According to Gerry Keenan, chief executive of Irish Life Investment Managers, up to half of all the money owned by big institutional investors such as pension funds will shift to passive management over the next five to six years.

This means the money will blindly track the performance of the main stock market indices, cutting out the need for fund managers and their claims to be able to add value by picking winning stocks while dumping the losers.

Keenan says these claims have usually not been met in practice, pointing out that Irish Life's flagship consensus fund has beaten the average actively-managed fund over the past decade.

"The vast majority of people under-perform and the general trend is that only 10% of active managers will beat the market over time, " he said.

"About 20% of assets in the institutional market is passively managed at the moment and, over the next five years, this will probably go to at least 40%, following the trend we've seen in the US and elsewhere."

Keenan said Irish Life's early embrace of passive management . . . index funds make up about 45% of its 28.1bn under management . . . has been a big driver in its recent growth. Last week the company reported new business of 1.1bn in the first half of the year, up from 750m in the same period of 2005. Keenan predicts that ILIM will pull in 1.75bn for the year as a whole.

"We're now selling in six months what we used to sell in a whole year, " he said.

And the business is gearing up for more growth in 2007, including taking over the management of 650m in savings for customers of EBS.

ILIM's strong performance contrasts with smaller rivals such as KBC Asset Management and AIB Investment Managers, which have stuck with the traditional business of active fund management.

"The market is getting more concentrated and there's no doubt that a number of managers have suffered because of that, " he said. "They didn't change their business models and, for them, it's going to get tighter and tighter."

Institutional clients are no longer prepared to accept that individual fund managers are capable of meeting all their needs under one roof, Keenan said.

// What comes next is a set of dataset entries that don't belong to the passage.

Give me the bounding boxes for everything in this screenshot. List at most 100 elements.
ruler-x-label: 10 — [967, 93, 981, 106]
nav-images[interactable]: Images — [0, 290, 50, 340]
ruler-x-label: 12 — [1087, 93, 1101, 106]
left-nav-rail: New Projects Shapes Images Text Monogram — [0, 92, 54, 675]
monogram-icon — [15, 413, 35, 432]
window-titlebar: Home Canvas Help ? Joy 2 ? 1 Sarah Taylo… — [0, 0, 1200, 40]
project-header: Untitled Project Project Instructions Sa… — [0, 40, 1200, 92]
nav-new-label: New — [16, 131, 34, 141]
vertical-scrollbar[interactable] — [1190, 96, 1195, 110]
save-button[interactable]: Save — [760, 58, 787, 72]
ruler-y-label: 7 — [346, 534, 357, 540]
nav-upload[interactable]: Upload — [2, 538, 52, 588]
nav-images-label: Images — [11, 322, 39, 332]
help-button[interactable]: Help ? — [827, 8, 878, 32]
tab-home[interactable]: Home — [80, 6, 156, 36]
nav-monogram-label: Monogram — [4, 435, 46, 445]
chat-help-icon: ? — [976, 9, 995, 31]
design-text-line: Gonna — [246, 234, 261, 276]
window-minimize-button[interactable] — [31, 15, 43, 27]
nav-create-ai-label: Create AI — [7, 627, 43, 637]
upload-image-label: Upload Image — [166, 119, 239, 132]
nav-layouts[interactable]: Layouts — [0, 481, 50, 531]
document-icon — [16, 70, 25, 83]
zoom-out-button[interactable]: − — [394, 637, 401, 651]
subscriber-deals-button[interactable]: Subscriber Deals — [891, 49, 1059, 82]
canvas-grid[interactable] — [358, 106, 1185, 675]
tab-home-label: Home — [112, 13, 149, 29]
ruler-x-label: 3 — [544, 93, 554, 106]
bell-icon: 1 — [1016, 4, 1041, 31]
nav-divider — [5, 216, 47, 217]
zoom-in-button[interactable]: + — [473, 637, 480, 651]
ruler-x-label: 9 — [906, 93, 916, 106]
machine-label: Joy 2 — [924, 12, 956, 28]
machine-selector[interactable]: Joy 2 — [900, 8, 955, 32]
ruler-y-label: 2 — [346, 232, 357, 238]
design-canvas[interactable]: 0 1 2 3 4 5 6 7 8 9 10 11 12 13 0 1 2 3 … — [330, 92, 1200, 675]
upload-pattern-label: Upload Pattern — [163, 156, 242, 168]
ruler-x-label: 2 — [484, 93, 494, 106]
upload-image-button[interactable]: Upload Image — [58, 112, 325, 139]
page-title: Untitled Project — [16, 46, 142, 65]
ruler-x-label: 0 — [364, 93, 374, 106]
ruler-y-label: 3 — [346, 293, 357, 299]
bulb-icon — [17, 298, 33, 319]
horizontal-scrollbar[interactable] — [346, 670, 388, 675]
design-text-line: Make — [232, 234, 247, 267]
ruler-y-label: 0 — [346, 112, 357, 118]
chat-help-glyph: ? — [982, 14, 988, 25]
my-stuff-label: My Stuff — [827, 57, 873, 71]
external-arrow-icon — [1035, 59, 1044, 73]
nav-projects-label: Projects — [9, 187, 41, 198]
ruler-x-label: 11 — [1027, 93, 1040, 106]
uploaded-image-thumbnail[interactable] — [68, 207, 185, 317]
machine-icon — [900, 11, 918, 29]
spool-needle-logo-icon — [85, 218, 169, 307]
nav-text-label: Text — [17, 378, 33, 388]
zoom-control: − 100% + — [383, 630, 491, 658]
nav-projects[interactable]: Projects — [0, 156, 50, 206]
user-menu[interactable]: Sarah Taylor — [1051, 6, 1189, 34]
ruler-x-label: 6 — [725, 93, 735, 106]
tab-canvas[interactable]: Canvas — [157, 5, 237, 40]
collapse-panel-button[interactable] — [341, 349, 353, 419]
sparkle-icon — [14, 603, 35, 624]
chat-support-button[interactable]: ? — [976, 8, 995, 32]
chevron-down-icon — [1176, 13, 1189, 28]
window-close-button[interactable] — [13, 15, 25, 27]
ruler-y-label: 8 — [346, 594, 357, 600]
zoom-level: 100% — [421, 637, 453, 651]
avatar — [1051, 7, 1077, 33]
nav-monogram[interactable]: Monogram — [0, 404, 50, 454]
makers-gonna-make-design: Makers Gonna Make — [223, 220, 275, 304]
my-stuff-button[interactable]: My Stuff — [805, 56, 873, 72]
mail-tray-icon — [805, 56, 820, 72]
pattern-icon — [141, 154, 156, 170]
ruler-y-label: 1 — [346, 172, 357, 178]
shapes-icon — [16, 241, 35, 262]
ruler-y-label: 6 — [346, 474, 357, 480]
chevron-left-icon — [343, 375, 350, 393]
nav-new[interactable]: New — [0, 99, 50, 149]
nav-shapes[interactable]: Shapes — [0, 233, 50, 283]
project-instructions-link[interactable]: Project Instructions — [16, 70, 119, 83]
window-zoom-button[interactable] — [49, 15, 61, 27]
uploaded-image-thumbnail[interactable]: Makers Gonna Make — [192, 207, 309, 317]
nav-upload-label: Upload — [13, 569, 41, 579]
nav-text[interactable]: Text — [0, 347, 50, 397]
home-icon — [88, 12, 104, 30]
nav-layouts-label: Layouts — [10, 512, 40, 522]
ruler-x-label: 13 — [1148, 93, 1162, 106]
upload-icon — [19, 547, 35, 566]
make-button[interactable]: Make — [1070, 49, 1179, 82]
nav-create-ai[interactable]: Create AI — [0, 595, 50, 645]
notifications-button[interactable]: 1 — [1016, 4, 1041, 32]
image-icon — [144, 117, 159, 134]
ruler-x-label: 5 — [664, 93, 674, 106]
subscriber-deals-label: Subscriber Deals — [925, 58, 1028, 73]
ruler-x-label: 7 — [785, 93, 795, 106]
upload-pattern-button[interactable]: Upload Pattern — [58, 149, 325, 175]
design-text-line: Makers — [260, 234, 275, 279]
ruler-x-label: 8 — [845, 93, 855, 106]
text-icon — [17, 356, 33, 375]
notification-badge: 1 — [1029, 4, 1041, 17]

"If we can't supply all parts of the solutions that clients want, we won't try to pigeon hole them into one of our products, " he said. "It's called open architecture, so that when clients come to us they're not automatically locked into our products."

To broaden the line-up, ILIM has hooked up with a overseas asset managers.

One of the main relationships is with London-based Henderson and ILIM has undertaken to channel 150m into its European property fund over the next 18 months.

According to Keenan, this makes more sense for ILIM than attempting to build its own European property fund from scratch.